UN chief Ban Ki-moon expressed his “deep concern” about the incident, particularly about the “potential serious implications” for the region, spokesman Martin Nesirky said.
In a telephone call with Davutoglu, the UN chief “commended Turkey for the restraint shown in its initial reaction and appreciated Turkey and Syria for conducting a joint search operation.”
Bad week for Assad
The Syrian Observatory for Human Rights said 76 people were killed on Sunday in Syria, including 39 civilians, 27 soldiers and 10 rebels,
The Observatory reported that following an attack on an artillery battalion in Aleppo, a number of soldiers defected, taking with them a large quantity of weapons.
The official SANA news agency reported that regime troops “were engaged in combat against a terrorist group that attacked people in the Jabaliye neighbourhood of Deir Ezzor killing scores of terrorists.”
Syrian government uses the term “terrorists” to describe the rebels.
In another setback for the regime, rebels captured 11 government soldiers in the central province of Damascus, it added.
“This is one of the bloodiest weeks in the conflict,” Rami Abdel Rahman, head of the Observatory, said.
The Observatory also reported that rebels had shot down a Syrian regime helicopter near the Jordanian border.
According to Observatory figures, 94 people were killed in Syria last Monday, 62 on Tuesday, 88 on Wednesday, 168 on Thursday, 116 on Friday and 116 more on Saturday.
“It’s like we are in a war,” Abdel Rahman said. “Sometimes when two countries are at war, not even 20 people are killed a day.

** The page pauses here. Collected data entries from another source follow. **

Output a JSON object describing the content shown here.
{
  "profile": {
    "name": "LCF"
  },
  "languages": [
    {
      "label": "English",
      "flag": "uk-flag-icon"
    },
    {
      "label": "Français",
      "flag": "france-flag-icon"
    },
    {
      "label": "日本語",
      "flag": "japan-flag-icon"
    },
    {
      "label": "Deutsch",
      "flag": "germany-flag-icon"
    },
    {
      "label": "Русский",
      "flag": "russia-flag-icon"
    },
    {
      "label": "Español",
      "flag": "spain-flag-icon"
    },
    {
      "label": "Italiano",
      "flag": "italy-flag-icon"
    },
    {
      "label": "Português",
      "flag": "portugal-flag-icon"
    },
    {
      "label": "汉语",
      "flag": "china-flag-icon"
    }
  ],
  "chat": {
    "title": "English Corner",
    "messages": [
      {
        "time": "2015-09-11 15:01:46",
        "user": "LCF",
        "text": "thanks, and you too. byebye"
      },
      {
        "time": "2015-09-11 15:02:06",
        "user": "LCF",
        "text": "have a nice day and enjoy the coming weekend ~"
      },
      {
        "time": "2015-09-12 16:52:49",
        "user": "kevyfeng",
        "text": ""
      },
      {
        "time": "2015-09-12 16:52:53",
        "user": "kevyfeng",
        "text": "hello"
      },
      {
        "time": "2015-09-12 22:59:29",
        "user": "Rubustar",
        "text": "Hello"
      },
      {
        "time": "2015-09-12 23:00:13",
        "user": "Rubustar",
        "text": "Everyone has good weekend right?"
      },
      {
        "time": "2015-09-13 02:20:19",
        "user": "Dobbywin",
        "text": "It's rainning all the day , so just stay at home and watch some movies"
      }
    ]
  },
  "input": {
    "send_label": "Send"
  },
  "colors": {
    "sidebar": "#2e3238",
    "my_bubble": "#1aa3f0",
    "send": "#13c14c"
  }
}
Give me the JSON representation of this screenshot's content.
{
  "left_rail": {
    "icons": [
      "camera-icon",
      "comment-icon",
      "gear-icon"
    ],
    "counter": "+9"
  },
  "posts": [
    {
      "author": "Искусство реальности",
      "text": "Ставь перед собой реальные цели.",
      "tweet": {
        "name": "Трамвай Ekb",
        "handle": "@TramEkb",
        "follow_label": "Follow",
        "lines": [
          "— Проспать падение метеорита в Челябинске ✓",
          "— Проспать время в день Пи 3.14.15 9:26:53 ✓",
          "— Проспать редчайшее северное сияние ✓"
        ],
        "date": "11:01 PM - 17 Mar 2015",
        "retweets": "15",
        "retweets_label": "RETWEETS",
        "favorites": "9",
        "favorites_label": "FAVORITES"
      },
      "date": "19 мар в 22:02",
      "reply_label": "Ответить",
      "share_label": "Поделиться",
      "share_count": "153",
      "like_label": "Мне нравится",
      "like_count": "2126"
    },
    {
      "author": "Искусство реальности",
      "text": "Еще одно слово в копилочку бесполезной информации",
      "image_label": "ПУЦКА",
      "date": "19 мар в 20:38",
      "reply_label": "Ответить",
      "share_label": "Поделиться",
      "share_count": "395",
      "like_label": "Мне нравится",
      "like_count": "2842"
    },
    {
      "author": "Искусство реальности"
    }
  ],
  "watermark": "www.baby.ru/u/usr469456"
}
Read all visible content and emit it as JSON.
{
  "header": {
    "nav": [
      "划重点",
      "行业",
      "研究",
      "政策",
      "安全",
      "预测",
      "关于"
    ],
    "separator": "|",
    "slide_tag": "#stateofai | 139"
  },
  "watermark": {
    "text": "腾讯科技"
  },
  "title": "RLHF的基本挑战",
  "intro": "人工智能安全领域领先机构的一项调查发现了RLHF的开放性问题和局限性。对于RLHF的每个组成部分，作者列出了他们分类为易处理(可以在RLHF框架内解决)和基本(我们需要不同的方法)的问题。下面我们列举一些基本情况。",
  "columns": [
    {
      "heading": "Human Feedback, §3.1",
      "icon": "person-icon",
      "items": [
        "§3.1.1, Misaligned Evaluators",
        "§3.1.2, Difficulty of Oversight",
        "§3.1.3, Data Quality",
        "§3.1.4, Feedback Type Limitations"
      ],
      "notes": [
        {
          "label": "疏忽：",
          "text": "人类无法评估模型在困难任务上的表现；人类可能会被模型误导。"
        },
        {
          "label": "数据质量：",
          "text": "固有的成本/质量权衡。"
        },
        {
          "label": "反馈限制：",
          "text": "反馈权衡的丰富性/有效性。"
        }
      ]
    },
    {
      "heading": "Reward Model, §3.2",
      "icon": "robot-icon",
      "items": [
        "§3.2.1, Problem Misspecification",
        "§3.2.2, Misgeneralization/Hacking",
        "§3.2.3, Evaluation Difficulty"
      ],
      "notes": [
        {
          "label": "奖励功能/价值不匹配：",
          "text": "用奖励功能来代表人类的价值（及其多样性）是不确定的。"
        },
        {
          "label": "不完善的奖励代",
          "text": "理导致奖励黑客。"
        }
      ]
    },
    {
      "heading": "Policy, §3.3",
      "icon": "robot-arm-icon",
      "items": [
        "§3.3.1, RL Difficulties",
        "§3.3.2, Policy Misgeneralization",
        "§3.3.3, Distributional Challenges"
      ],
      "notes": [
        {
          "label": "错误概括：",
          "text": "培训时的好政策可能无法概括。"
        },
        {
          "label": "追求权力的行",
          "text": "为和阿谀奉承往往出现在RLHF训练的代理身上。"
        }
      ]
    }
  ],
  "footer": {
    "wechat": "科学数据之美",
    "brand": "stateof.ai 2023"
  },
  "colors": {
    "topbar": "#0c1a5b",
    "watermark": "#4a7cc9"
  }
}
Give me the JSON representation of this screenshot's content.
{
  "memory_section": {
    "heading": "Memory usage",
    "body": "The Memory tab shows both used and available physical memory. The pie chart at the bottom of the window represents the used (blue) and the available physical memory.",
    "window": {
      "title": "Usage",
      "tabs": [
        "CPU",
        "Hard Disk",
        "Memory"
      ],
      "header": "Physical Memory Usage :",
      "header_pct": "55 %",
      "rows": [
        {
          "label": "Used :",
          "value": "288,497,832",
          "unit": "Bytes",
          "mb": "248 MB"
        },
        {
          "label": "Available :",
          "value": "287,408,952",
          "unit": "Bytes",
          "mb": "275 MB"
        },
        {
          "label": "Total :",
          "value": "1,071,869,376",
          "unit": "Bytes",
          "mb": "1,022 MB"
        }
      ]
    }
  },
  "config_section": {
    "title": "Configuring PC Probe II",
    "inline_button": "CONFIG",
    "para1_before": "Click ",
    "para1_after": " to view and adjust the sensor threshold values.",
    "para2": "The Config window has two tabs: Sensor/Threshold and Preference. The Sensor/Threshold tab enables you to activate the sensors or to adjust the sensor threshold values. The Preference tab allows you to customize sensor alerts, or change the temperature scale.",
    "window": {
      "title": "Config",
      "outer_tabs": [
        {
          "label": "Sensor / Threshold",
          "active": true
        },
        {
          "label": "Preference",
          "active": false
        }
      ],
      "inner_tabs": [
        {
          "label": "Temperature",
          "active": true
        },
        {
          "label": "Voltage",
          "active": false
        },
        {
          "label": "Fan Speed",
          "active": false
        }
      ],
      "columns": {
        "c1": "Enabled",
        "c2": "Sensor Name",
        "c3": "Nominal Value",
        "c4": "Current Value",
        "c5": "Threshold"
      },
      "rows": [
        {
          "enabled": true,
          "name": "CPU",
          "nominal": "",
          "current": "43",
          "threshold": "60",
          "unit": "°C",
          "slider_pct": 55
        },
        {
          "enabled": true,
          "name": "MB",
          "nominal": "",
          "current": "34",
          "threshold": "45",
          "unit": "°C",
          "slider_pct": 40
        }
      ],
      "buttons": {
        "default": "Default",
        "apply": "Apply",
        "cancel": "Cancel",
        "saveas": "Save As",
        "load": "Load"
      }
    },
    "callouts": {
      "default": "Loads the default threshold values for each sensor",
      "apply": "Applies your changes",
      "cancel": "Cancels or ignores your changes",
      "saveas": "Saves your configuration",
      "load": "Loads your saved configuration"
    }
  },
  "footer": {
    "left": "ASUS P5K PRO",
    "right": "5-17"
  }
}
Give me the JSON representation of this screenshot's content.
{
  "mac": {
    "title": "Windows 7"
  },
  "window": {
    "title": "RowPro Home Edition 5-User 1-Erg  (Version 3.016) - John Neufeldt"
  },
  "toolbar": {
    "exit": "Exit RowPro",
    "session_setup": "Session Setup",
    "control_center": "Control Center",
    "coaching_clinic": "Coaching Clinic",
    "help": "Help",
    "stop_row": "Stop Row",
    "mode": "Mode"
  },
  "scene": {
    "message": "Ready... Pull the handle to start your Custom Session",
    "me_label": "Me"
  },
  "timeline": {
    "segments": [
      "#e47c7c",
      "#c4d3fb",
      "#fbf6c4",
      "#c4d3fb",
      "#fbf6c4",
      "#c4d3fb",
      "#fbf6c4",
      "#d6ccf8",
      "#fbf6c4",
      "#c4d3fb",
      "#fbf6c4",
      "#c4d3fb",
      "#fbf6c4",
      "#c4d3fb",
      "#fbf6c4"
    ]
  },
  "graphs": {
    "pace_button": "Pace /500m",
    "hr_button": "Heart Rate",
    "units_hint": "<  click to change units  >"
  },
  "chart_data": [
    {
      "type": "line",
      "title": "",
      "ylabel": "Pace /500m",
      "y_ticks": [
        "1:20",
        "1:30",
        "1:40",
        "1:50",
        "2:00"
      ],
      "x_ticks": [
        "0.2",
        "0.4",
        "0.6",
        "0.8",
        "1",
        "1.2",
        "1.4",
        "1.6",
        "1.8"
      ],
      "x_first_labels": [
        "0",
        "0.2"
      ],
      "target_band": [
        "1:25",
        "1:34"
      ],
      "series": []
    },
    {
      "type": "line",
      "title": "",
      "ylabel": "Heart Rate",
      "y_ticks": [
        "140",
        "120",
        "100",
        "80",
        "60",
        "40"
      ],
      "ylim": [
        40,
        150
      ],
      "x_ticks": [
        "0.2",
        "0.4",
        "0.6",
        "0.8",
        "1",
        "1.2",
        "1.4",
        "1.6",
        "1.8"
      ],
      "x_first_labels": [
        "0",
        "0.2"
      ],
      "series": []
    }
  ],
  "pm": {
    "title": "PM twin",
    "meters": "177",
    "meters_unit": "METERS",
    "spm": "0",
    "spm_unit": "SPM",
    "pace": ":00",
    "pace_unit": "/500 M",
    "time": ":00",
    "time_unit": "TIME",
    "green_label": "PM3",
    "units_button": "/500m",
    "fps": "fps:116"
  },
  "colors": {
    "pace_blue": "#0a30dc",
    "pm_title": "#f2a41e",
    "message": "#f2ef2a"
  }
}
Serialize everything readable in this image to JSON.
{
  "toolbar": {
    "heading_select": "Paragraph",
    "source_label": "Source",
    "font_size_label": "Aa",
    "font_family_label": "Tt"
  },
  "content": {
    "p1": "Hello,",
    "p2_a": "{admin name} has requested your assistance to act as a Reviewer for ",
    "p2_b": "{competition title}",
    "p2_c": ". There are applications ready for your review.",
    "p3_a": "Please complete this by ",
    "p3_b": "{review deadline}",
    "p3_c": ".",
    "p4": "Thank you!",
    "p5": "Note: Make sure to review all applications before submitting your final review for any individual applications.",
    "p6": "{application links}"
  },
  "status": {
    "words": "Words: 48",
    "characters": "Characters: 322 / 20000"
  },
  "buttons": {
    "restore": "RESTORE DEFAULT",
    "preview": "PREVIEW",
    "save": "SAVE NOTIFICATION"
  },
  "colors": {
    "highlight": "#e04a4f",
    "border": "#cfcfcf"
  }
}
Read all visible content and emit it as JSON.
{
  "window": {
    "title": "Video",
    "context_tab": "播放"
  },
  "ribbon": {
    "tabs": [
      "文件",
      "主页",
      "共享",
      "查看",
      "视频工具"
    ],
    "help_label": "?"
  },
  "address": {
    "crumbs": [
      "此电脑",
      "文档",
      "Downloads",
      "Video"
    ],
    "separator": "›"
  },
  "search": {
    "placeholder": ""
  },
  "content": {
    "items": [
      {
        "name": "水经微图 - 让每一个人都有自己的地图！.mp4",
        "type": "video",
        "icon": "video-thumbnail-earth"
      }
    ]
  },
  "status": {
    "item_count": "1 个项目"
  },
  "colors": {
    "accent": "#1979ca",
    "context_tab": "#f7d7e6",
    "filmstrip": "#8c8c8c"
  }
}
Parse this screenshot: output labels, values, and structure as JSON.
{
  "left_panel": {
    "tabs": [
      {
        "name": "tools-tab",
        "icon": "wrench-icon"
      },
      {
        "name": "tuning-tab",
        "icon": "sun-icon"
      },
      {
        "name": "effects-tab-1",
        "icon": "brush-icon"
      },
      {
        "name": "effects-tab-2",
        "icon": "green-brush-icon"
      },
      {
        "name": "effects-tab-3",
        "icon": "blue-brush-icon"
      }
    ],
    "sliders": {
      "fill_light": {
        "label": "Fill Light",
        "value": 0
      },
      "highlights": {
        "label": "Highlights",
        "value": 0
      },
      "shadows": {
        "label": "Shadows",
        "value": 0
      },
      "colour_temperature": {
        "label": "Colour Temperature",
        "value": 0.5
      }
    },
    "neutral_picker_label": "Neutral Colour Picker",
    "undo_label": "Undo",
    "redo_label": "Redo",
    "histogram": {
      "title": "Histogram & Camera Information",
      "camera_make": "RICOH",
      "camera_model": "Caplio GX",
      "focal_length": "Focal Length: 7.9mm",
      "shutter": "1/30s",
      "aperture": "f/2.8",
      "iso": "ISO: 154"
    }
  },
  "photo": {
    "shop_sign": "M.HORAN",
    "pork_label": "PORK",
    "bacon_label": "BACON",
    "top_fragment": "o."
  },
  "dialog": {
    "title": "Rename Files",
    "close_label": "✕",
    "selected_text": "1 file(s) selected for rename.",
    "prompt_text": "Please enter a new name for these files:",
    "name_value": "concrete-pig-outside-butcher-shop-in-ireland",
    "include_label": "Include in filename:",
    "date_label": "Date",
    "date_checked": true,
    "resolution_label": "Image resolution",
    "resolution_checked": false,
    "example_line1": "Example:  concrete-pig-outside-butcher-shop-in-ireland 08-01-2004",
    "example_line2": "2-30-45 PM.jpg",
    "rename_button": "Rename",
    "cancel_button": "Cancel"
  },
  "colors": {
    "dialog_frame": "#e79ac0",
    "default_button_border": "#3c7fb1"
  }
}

But now in Syria it has become normal to have 100 killed each day.”
A Russian ship that tried to deliver attack helicopters to Syria entered the northern port of Murmansk on Sunday after being forced to turn back when news of its mission was leaked.
An unnamed Russian diplomat said the ship, the Alaed, would soon try again to make the highly controversial delivery under the Russian flag.
The switch appears to be an attempt to avoid security inspections that come when sailing under the flag of a third country.
The Alaed was forced to turn back after its mission was initially mentioned by the US State Department and then reported in the British press. Those reports prompted the ship’s British insurer to withdraw coverage.